The impostor website looks nearly identical to the actual FINRA site. It contains links to a registration site that is not legitimate, FINRA noted.

It is also “possible bad actors could leverage the domain to send fake emails including those with imbedded phishing links or attachments containing malware,” FINRA warned.

Fraud continued to be a major challenge that broker-dealers faced during the COVID-19 pandemic, with the “biggest potential problem” being phishing attacks, Bill Wollman, an executive vice president at FINRA and head of its office of Financial and Operational Risk Policy, said in May.

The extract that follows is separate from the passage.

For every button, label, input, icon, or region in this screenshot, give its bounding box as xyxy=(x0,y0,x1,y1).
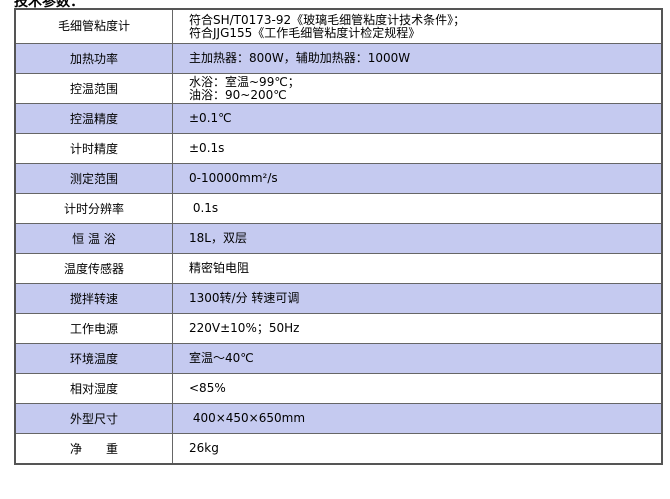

In Regulatory Notice 20-12issued May 4, FINRA warned of “a widespread, ongoing phishing campaign that involved fraudulent emails” that claim to be from FINRA officers. The emails had a source domain name “@broker-finra.org” and requested immediate attention to an attachment relating to a broker-dealer firm. The domain of broker-finra.org was not connected to FINRA and firms should delete all emails originating from this domain name, FINRA stated at the time.

FINRA has now requested that the Internet domain registrar suspend services for “finnra.org,” it said in its Aug. 12 notice.

FINRA also reminded firms to “verify the legitimacy of any suspicious email prior to responding to it, opening any attachments or clicking on any embedded links.”